The Psychiatrist that I trained with had an entire year of his residency focused on therapy. He said that although he enjoys therapy he only has time to do supportive therapy because the expectation was to see 3-4 patients per hour. My point was that most effective PMHNP's will do significant amounts of therapy in their jobs and will be expected by their employers to bill for it (unless doing time based billing in which case they will probably be required to see 3-4 patients per hour).  Indeed, it is the "complexity based" coding along with add on therapy codes that make PMHNP's relatively more valuable (and therefore higher paid) than FNP's. 

I stated that PMHNPs can and do provide supportive therapy, and that is billed for.  Same for psychiatrists.  But the original question seemed to be about providing a lot of therapy and the answer to that is no and it should be no for most PMHNPs, given the limited education and training most have, as well as the limited time most have.

As for psychiatrists:

"The vast number of psychiatrists no longer practice psychotherapy, and the percentage that do seems to shrink annually.
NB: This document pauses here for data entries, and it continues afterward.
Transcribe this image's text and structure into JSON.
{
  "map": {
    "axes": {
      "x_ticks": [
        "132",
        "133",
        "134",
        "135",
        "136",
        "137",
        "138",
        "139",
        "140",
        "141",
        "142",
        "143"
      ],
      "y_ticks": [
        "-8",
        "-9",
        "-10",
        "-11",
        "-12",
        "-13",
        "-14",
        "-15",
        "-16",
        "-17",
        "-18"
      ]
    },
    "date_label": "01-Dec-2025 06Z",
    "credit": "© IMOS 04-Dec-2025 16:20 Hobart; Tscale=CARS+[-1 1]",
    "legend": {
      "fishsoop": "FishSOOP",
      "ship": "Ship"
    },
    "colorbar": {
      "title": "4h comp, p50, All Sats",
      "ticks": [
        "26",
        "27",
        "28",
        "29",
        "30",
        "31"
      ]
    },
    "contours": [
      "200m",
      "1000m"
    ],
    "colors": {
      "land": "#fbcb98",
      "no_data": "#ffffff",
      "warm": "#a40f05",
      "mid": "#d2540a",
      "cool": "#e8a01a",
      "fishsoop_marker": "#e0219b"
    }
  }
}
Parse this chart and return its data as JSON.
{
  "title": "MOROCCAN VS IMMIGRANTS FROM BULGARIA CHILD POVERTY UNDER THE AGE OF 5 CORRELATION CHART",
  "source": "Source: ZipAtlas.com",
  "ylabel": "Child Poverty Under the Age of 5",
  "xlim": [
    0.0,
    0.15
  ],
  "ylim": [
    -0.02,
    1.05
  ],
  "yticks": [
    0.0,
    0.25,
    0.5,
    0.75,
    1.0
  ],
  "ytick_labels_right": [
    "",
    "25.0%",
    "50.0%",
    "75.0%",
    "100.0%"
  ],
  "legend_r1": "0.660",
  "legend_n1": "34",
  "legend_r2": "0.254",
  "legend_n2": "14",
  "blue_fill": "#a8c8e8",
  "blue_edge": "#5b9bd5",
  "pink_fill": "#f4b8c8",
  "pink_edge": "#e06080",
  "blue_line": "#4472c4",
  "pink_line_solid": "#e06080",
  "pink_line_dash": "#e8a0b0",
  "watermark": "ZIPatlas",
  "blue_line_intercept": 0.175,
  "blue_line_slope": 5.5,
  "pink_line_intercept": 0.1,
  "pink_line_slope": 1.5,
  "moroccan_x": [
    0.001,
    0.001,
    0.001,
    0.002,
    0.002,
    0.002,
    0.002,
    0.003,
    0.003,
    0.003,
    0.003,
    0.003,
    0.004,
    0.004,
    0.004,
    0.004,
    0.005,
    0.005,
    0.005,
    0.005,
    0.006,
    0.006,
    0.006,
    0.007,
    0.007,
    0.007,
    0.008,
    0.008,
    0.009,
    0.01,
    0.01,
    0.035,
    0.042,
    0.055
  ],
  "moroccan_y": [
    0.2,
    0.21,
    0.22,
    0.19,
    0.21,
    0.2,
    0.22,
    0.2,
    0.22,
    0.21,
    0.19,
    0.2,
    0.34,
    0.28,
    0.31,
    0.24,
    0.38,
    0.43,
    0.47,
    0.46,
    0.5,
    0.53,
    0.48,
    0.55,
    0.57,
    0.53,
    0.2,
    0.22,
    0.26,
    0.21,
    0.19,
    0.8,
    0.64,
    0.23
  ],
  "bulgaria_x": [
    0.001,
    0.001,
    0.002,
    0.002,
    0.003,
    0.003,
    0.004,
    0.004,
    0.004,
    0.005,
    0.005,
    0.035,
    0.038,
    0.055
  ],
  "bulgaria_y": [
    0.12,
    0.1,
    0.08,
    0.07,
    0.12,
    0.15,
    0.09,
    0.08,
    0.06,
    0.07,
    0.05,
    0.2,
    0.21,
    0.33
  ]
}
In fact, only around 11% of outpatient psychiatrists continue to practice psychotherapy extensively after residency. Many say that financial incentives that favor medication management over psychotherapy are leading psychiatrists away from psychotherapy. That undoubtedly covers some percentage of psychiatrists. However . . . something else is driving the changing tide, and a good bet would be that a substantial number of incoming residents are far less interested in psychotherapy than they claim to be."